Die derzeit in Peking stattfindende Auto Show zieht großes Interesse auf sich: Für die Autohersteller ist China zu einem der wichtigsten Märkte geworden – da ist es vollkommen verständlich, dass auch europäische Hersteller um ein paar Fahrzeugpremieren nicht herumkommen. Allerdings hält sich die Modellflut der europäischen Hersteller im Vergleich zu ihren chinesischen Wettbewebern stark in Grenzen.

Wie „Spiegel Online“ schreibt, zeigen einige chinesische Hersteller auf ihren Ständen bis zu 50 verschiedene Automodelle. Hinzu kommen gleich mehrere Premieren. Insbesondere im Bereich der Kleinwagen scheinen die Chinesen ordentlich Gas zu geben: Die Nachfrage hat in den letzten beiden Jahren sehr stark angezogen. Die chinesische Bevölkerung wird finanziell stärker und kann sich mittlerweile Autos leisten.

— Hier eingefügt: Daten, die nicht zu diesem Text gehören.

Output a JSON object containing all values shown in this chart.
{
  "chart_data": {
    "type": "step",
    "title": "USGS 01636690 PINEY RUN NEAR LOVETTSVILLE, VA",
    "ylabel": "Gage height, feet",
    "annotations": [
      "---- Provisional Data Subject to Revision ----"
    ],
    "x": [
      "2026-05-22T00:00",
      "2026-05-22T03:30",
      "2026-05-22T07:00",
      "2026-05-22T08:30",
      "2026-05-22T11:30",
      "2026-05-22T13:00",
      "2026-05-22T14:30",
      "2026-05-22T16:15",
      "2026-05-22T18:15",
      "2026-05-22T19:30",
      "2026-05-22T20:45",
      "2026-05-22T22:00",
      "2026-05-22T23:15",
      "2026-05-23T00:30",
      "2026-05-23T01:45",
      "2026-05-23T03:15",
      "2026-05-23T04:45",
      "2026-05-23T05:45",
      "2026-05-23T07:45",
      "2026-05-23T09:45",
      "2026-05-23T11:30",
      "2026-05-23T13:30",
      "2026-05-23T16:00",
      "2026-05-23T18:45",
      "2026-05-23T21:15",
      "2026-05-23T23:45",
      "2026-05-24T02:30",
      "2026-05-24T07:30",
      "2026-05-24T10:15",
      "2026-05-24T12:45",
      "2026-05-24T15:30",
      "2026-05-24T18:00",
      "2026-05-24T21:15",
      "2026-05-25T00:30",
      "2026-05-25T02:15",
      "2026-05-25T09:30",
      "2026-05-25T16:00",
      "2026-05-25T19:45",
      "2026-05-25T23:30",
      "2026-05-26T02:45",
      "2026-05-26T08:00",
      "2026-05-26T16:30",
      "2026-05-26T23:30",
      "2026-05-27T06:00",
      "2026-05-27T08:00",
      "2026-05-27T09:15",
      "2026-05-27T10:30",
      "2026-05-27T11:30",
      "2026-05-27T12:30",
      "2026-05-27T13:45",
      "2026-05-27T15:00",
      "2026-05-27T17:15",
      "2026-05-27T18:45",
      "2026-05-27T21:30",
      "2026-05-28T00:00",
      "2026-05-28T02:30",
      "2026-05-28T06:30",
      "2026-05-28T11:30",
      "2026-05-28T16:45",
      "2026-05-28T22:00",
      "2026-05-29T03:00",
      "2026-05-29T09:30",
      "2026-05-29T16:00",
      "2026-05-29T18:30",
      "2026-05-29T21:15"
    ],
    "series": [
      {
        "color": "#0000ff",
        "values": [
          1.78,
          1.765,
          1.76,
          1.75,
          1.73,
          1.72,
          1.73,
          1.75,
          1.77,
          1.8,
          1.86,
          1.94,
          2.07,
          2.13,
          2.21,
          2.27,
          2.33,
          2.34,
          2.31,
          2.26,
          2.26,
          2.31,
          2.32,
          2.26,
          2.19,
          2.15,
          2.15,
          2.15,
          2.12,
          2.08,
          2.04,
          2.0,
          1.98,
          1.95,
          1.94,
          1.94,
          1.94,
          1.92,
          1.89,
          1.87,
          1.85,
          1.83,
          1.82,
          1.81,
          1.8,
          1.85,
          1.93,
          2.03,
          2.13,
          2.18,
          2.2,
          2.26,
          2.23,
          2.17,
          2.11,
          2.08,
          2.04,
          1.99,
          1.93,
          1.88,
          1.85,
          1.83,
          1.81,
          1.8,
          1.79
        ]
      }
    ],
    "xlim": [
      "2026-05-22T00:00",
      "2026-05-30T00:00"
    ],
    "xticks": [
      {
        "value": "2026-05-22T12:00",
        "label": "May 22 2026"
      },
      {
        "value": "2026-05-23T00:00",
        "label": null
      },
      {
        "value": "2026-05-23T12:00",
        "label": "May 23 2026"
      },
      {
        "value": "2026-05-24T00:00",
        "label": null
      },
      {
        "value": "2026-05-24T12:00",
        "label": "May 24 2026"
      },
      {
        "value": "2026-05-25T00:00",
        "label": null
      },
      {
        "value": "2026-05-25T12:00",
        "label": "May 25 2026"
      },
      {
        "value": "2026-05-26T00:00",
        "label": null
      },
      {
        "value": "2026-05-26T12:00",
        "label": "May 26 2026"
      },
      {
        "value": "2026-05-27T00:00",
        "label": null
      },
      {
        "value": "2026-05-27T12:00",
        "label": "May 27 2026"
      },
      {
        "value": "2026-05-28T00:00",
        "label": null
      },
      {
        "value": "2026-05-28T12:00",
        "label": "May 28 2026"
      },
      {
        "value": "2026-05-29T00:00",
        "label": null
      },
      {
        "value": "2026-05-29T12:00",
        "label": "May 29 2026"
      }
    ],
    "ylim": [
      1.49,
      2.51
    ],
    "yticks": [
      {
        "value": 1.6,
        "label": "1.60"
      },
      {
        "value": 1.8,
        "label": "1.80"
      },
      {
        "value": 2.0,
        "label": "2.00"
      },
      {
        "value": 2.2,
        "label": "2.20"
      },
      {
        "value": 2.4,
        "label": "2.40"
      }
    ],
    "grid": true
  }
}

Das Geschäft mit dem Kleinwagenverkauf möchten die chinesischen Hersteller zuerst erobern. Deutsche Fabrikate wie Polo oder Smart mögen zwar qualitativ überzeugen, sind im Vergleich zu den chinesischen Modellen jedoch relativ teuer. Gerade in diesem Segment müssen sich die deutschen Hersteller auf einen rauen Gegenwind einstellen: Was Kleinwagen betrifft, so haben chinesische Automarken wie BYD, FAW, Geely und Saic ordentlich aufgerüstet. Sie haben eigene Modelle entwickelt und können sie wesentlich preiswerter als die europäischen Hersteller anbieten.

Allerdings muss angemerkt werden, dass die chinesischen Autos sich nur rein optisch auf dem neuesten Stand der Technik befinden. Was Motoreneffizienz und Sicherheit betreffen, so spielen die meisten Modelle in einer anderen Liga. Dies ist auch der Hauptgrund, weshalb gerade die deutschen Hersteller im Bereich der Oberklasse immer noch den Ton angeben: Die Qualität ist einfach eine ganz andere. Außerdem dürften sich die chinesischen Hersteller schwer damit tun, den europäischen Markt zu erobern. Niedrige Fahrzeugpreise mögen zwar ein Anreiz sein, doch was Qualität betrifft, so sind die Kunden mit Sicherheit anspruchsvoller.